Both diff and XMLUnit describe differences between electronic documents in specific formats, and report on differences in terms of that format (line-by-line structure from diff; XML structure from XMLUnit). Neither solution is adequate for the Homer Multitext project. Its collection of texts is not defined in terms of specific document formats: instead, texts are managed and manipulated by the more abstract references of canonical citation
(e.g., Homeric papyri; and texts from Byzantine manuscripts). How would we compare two passages of texts identified by canonical citations?

Traditional Homeric scholarship suggests an approach. Homerists refer to "vertical" vs. "horizontal" variation across versions of the Iliad. "Vertical variation" refers to entire lines that are present in one version but not another; "horizontal variation" refers to differences across versions in "the same" line (that is, a line that is canonically cited by the same reference).

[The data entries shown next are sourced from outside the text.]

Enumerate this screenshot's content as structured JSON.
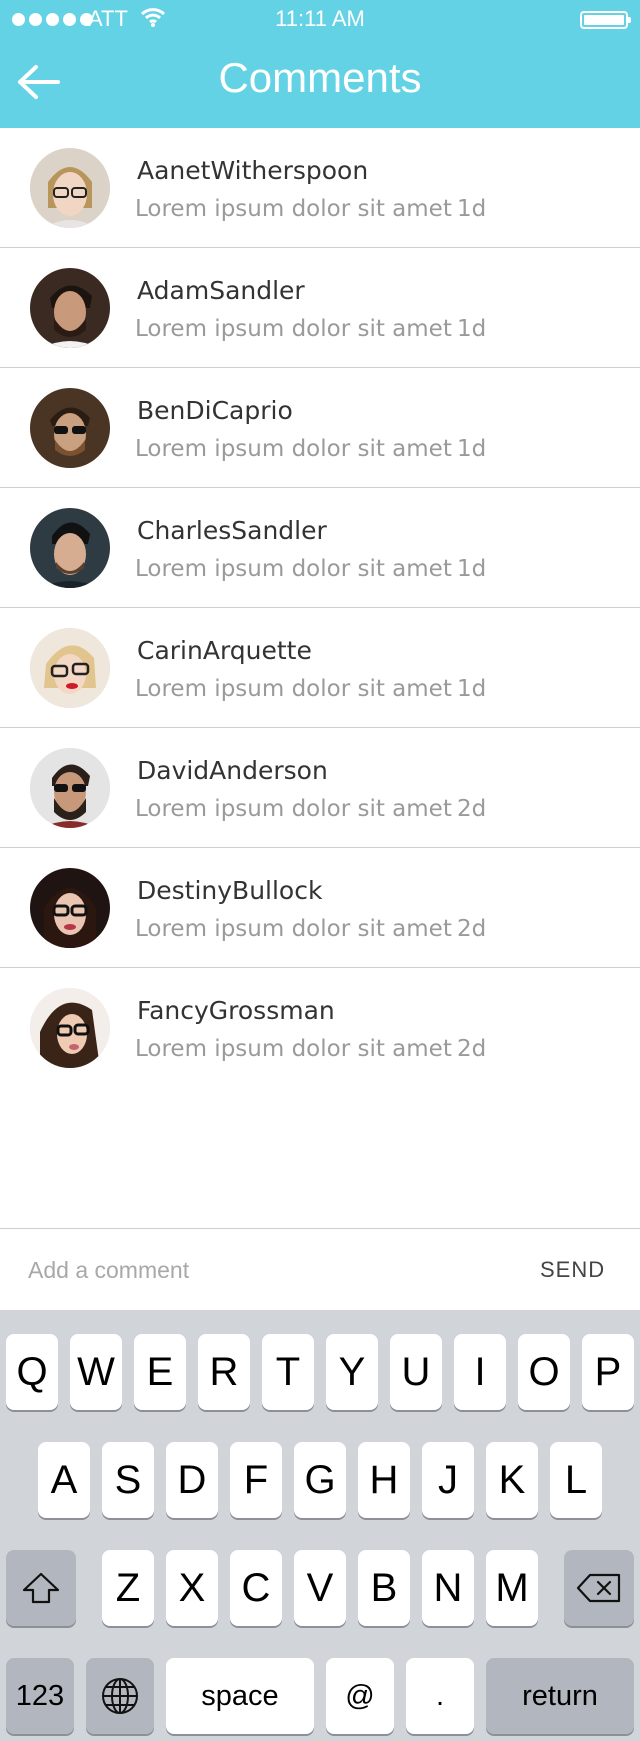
{
  "status_bar": {
    "carrier": "ATT",
    "time": "11:11 AM"
  },
  "header": {
    "title": "Comments",
    "back_icon": "arrow-left-icon",
    "background_color": "#64d2e5"
  },
  "comments": [
    {
      "name": "AanetWitherspoon",
      "message": "Lorem ipsum dolor sit amet",
      "age": "1d"
    },
    {
      "name": "AdamSandler",
      "message": "Lorem ipsum dolor sit amet",
      "age": "1d"
    },
    {
      "name": "BenDiCaprio",
      "message": "Lorem ipsum dolor sit amet",
      "age": "1d"
    },
    {
      "name": "CharlesSandler",
      "message": "Lorem ipsum dolor sit amet",
      "age": "1d"
    },
    {
      "name": "CarinArquette",
      "message": "Lorem ipsum dolor sit amet",
      "age": "1d"
    },
    {
      "name": "DavidAnderson",
      "message": "Lorem ipsum dolor sit amet",
      "age": "2d"
    },
    {
      "name": "DestinyBullock",
      "message": "Lorem ipsum dolor sit amet",
      "age": "2d"
    },
    {
      "name": "FancyGrossman",
      "message": "Lorem ipsum dolor sit amet",
      "age": "2d"
    }
  ],
  "comment_bar": {
    "placeholder": "Add a comment",
    "value": "",
    "send_label": "SEND"
  },
  "keyboard": {
    "row1": [
      "Q",
      "W",
      "E",
      "R",
      "T",
      "Y",
      "U",
      "I",
      "O",
      "P"
    ],
    "row2": [
      "A",
      "S",
      "D",
      "F",
      "G",
      "H",
      "J",
      "K",
      "L"
    ],
    "row3": [
      "Z",
      "X",
      "C",
      "V",
      "B",
      "N",
      "M"
    ],
    "numbers_label": "123",
    "space_label": "space",
    "at_label": "@",
    "period_label": ".",
    "return_label": "return"
  }
}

This can be generalized to any canonically citable text, if we think of vertical variation as the differences not just of Iliadic lines, but of the citation units of any text. (By this way of thinking, manuscripts of the Gospel of John that include the longer ending would show "vertical" variation compared to manuscripts that stop after the shorter ending.) Horizontal variation then would be a description of the variation within a single citation unit (whether that is a line of the Iliad or verse of John).

We could then reduce vertical difference to an operation on two ordered lists of citation values. Analogously, if we can tokenize the textual content of a citable passage, we could treat horizontal difference as an operation on two ordered lists of tokens. (Tokenizing texts has its own challenges, but I'll blog on that topic some other time.)

This is a happy result. First, we can acquire the data for a comparison with existing requests in the CTS protocol, to determine citation values, or to find textual content of a passage. Second, we can apply a single algorithm to both vertical/structural variation, and horizontal/intra-node variation. Third, comparing two ordered sequences of tokens is one of the best studied problems in computer science (since applications like comparing DNA sequences have attracted a lot more attention than differences in Homeric manuscripts). I googled up this site and had a basic collation class running in a few minutes (but a good programmer would be able to do this far more easily than my stumbling efforts).

This raises the far more interesting question: what exactly do we want to know about the vertical and horizontal differences between two passages? Some of the things we can determine include:
  • what tokens are unique to passage A?
  • what tokens are unique to passage B?
  • what is the longest common sequence of the two lists?
  • what is the complete ordered union of the two lists, and the status of each token in the list (A only, B only, in both, in both but in a different position) ?
I've blogged a very minimal example comparing two manuscripts of the Iliad. There's lots more to do.



2 comments:

Unknown said...

If we could tokenize the textual content of a citable passage, could we then also compare the same passage in two languages (Latin and Greek, Greek and English)?

Neel Smith said...

One of the beautiful features of the Canonical Text Services protocol is that we can directly do "vertical differences" (differences in citation values) across versions, including translations.

For aligning and comparing the textual contents of works in different languages, see David Bamman's stunning work. He's able to align individual words in English and Greek at something like a 70% success rate, I believe.